George Ballis/Take Stock
One hundred years ago today, Maria Moreno was born to an itinerant Mexican minister and an Apache tribeswoman in rural Texas. She grew up working on a farm and went on to raise hell — in addition to 12 children — becoming the nation’s first female farmworker hired as a union organizer.
Moreno didn’t play nice with labor leaders like César Chávez, who complained of her “big mouth.” So while her efforts to raise wages and win strikes predated those of Chávez, it was only recently that a filmmaker unearthed her legacy, showcasing it in the 2019 film “Adios Amor: The Search for Maria Moreno.”

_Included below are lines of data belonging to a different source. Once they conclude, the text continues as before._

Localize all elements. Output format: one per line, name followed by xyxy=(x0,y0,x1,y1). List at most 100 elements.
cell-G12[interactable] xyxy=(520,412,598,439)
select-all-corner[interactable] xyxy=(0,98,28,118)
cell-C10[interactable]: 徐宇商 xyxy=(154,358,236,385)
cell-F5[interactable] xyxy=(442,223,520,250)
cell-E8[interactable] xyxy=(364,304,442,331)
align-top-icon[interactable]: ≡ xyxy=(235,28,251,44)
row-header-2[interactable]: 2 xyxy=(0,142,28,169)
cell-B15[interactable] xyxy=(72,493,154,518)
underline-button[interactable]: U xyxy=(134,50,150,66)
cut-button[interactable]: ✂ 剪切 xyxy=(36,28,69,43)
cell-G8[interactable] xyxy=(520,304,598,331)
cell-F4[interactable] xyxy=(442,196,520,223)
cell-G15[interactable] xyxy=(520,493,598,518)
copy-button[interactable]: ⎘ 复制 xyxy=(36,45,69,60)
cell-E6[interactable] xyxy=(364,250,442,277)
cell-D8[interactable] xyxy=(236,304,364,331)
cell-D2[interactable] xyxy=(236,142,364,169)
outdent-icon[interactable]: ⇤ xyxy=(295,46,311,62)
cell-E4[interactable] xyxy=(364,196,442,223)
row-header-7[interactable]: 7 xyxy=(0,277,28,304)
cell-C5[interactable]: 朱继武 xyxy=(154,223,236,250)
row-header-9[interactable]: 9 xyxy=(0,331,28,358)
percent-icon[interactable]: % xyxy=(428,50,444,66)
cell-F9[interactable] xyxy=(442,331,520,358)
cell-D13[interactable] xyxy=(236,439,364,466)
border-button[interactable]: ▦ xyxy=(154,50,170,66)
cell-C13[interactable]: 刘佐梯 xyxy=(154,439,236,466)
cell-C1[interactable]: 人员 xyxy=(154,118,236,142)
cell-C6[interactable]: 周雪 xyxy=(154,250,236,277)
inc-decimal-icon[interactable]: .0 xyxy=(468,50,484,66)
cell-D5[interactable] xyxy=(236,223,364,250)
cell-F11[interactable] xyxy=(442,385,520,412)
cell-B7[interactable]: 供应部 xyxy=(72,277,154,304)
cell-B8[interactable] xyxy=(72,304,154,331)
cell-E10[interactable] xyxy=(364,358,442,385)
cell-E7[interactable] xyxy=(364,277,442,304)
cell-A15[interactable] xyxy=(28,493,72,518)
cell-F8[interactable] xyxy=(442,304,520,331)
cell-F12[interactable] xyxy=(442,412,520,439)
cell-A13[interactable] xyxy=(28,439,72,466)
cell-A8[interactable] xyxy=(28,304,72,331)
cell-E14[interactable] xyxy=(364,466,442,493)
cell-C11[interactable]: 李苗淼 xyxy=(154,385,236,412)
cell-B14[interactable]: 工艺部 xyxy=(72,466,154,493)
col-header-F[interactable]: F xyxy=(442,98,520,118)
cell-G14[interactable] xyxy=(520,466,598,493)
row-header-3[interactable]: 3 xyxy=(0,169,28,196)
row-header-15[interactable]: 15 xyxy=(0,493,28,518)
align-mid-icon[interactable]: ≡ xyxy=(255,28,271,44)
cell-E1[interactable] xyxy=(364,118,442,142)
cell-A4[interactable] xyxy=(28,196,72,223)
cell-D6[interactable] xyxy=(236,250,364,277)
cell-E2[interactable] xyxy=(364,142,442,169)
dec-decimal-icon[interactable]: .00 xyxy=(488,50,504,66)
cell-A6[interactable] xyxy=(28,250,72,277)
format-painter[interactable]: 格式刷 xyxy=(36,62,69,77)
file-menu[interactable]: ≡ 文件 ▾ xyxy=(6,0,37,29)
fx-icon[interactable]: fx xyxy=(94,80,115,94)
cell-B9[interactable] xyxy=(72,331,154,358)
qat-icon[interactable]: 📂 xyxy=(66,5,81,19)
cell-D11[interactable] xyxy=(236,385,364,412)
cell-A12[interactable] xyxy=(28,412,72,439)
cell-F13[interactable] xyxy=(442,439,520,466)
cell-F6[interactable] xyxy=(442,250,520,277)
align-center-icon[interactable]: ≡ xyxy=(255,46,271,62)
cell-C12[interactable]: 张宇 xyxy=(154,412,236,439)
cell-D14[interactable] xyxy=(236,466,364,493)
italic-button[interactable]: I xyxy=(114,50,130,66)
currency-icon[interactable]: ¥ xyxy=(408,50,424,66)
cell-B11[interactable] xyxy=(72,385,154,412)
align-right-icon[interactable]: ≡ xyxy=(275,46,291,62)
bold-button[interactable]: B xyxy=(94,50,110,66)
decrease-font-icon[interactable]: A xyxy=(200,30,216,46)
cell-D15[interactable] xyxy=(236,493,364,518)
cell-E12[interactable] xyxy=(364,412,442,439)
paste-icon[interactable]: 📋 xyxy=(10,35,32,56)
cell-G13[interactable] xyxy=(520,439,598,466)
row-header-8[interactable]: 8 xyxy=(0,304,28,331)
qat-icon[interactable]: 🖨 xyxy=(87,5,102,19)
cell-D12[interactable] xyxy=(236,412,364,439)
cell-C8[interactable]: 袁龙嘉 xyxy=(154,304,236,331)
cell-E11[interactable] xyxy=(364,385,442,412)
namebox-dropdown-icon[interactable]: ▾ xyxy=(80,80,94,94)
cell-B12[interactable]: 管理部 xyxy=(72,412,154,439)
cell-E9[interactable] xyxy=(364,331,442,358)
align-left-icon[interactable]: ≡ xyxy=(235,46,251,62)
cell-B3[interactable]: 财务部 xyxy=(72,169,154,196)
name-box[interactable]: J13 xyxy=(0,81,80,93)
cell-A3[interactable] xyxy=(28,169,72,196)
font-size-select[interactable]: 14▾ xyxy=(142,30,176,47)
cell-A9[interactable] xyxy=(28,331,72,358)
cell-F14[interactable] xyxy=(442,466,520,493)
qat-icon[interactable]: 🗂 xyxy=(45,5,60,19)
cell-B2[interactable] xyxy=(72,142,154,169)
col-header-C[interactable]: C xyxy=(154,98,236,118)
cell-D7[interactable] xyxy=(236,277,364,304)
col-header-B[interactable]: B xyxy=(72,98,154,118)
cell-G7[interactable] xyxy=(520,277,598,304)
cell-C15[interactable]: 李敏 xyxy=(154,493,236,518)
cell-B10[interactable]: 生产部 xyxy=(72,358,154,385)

The film tells how Moreno — a Dust Bowl migrant to California with a second-grade education — began speaking out against injustice in 1958. Having lived with her husband, four sons, and eight daughters in a 15-foot shack, she offered public testimony about how one son went blind from malnutrition. “I’ve been a worker all my life,” she told a government panel. “I know how to do a man’s job like a man and I’m not ashamed to say it. … I’m talking you the truth, because the truth been hided.” The speech led to the reversal of a policy that denied food assistance to migrant workers.
A year later, Moreno was hired as a union organizer. Her outspokenness didn’t sit well with male bosses, who eventually fired her. She later headed into the Arizona desert with her young children, a move some interpreted as a retreat. But Moreno began a new life as an itinerant preacher, ministering to migrants from one town to the next. In that sense, labor historians have said, her organizing never stopped. It just fell out of the spotlight.